Friday, September 12, 2025

Are We in a Recession?

Financial FAQs

“The preliminary estimate of the Current Employment Statistics (CES) national benchmark revision to total nonfarm employment for March 2025 is -911,000 (-0.6 percent), the U.S. Bureau of Labor Statistics reported today. BLS.gov

FREDunemployment

There was a lot of consternation when the Bureau of Labor Statistics (BLS) reported that the economy created half as many new jobs from early 2024 to early 2025 in its national benchmark reassessment of the job market— amounting to about 71,000 new jobs a month instead of the previously reported 147,000, said MarketWatch’s Jeffry Bartash.

Did it mean the BLS doesn’t know what it is doing, and Trump was right to fire the BLS head because he didn’t like the numbers? No, but it does show the job slowdown began last fall during the Biden administration, not in January.

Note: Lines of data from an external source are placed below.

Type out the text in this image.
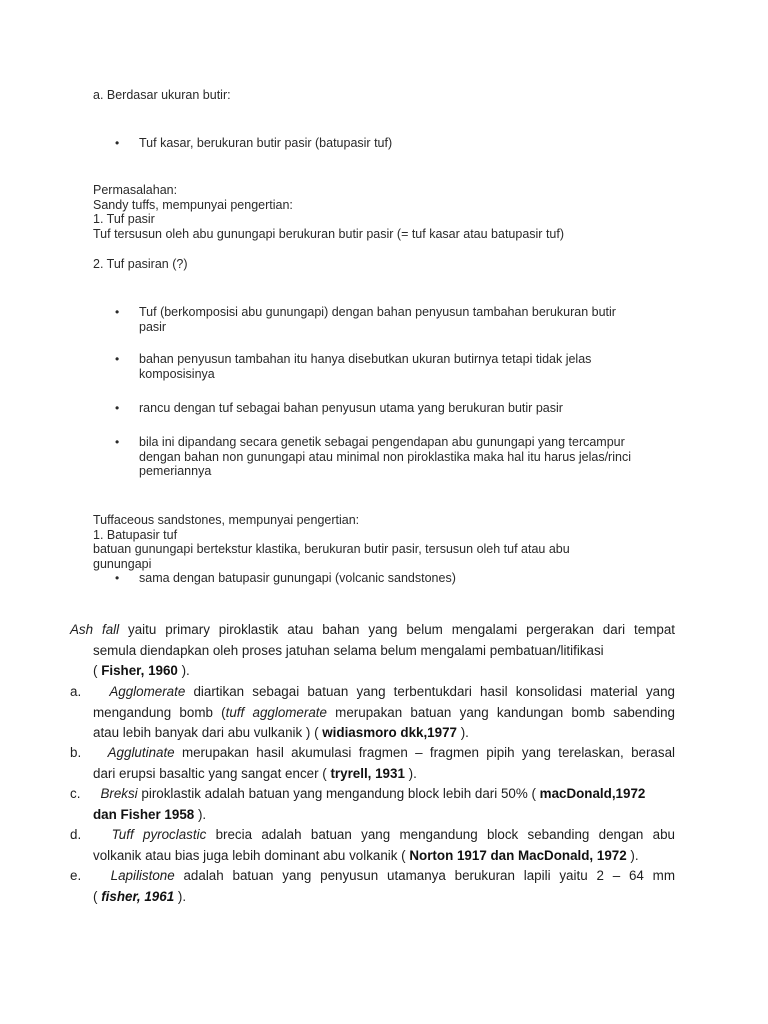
a. Berdasar ukuran butir:
• Tuf kasar, berukuran butir pasir (batupasir tuf)
Permasalahan:
Sandy tuffs, mempunyai pengertian:
1. Tuf pasir
Tuf tersusun oleh abu gunungapi berukuran butir pasir (= tuf kasar atau batupasir tuf)
2. Tuf pasiran (?)
• Tuf (berkomposisi abu gunungapi) dengan bahan penyusun tambahan berukuran butir
pasir
• bahan penyusun tambahan itu hanya disebutkan ukuran butirnya tetapi tidak jelas
komposisinya
• rancu dengan tuf sebagai bahan penyusun utama yang berukuran butir pasir
• bila ini dipandang secara genetik sebagai pengendapan abu gunungapi yang tercampur
dengan bahan non gunungapi atau minimal non piroklastika maka hal itu harus jelas/rinci
pemeriannya
Tuffaceous sandstones, mempunyai pengertian:
1. Batupasir tuf
batuan gunungapi bertekstur klastika, berukuran butir pasir, tersusun oleh tuf atau abu
gunungapi
• sama dengan batupasir gunungapi (volcanic sandstones)
Ash fall yaitu primary piroklastik atau bahan yang belum mengalami pergerakan dari tempat
semula diendapkan oleh proses jatuhan selama belum mengalami pembatuan/litifikasi
( Fisher, 1960 ).
a.	Agglomerate diartikan sebagai batuan yang terbentukdari hasil konsolidasi material yang
mengandung bomb (tuff agglomerate merupakan batuan yang kandungan bomb sabending
atau lebih banyak dari abu vulkanik ) ( widiasmoro dkk,1977 ).
b.	Agglutinate merupakan hasil akumulasi fragmen – fragmen pipih yang terelaskan, berasal
dari erupsi basaltic yang sangat encer ( tryrell, 1931 ).
c.	Breksi piroklastik adalah batuan yang mengandung block lebih dari 50% ( macDonald,1972
dan Fisher 1958 ).
d.	Tuff pyroclastic brecia adalah batuan yang mengandung block sebanding dengan abu
volkanik atau bias juga lebih dominant abu volkanik ( Norton 1917 dan MacDonald, 1972 ).
e.	Lapilistone adalah batuan yang penyusun utamanya berukuran lapili yaitu 2 – 64 mm
( fisher, 1961 ).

Why? Because the Federal Reserve had been holding their Fed Funds rate at 5.33% for too long, for more than one year until September 2024, before dropping it suddenly -0.5% to 4.83%, then two more times in November and December to 4.33%, where it’s been ever since.

The PCE inflation rate had fallen to 2 percent, so it looked like inflation had been conquered, and it was hurting consumer spending. Did the Fed see the possibility of a recession?

The National Bureau of Economic Research (NBER that calls recessions) put up the above FRED unemployment rate graph on its website as a simplified picture of what has happened to the unemployment rate during past recessions since 1980 (gray bars are recessions).

Past economic downturns seem to have begun when the unemployment rate rose to 5% and was as high as 10% during the 1981 and 2008 recessions and took months, even years in some cases, to end. The Great Recession of 2008-09 lasted more than 1.5 years, which made it the worst economic downturn since the Great Depression with the loss of nearly 8.9 million jobs, per the BLS.

COVID-19 was the exception to other recessions because the unemployment rate was already 3.5% when it hit and quickly returned to 3.5% when the pandemic ended, indicating the US economy was still fully employed and COVID-19 caused a temporary slowdown in growth. Since then, the unemployment rate has risen steadily to 4.3% in August.

This doesn’t really answer the recession question, since the NBER also looks at other economic numbers, such as real GDP (inflation adjusted), real personal income minus government transfers, real consumer spending, and industrial production, which are still growing, but for how much longer?

This is while the tariffs are in fact causing higher inflation. The BLS reported its Consumer Price Index is up to 2.9% annually from 2.3% in April before the tariffs kicked in, a sure sign that the tariffs have raised overall prices.

“The Consumer Price Index for All Urban Consumers (CPI-U) increased 0.4 percent on a seasonally adjusted basis in August, after rising 0.2 percent in July, the U.S. Bureau of Labor Statistics reported today. Over the last 12 months, the all items index increased 2.9 percent before seasonal adjustment.” BLS.gov

The financial markets rallied on the latest inflation news, apparently believing the Fed will finally begin to cut interest rates in September—for the first time since last December.

Lower interest rates are badly needed to counter the high tariff rates that are slowing economic growth, if SCOTUS allows them in Trump’s appeal. They are causing the loss of $trillions to the US auto makers. GM reports it will have lost $1trillion in profits this year if the tariffs remain.

But what if SCOTUS disallows them? The NYtimes cites Alex Durante, a senior economist at the Tax Foundation. “You would be doing a tax cut. You would be undoing a tax increase and you would provide relief to lots of businesses and consumers.”

Wouldn’t that be a better outcome? It would lower import costs and should mean lower prices overall.

We know that upcoming rate cuts by the Federal Reserve are now guaranteed even with the latest inflation reports because of the weak job numbers. This will surely spark higher near-term consumer spending and capital expenditures due to the reduction in borrowing costs, but for how long if the tariffs are allowed, as I said?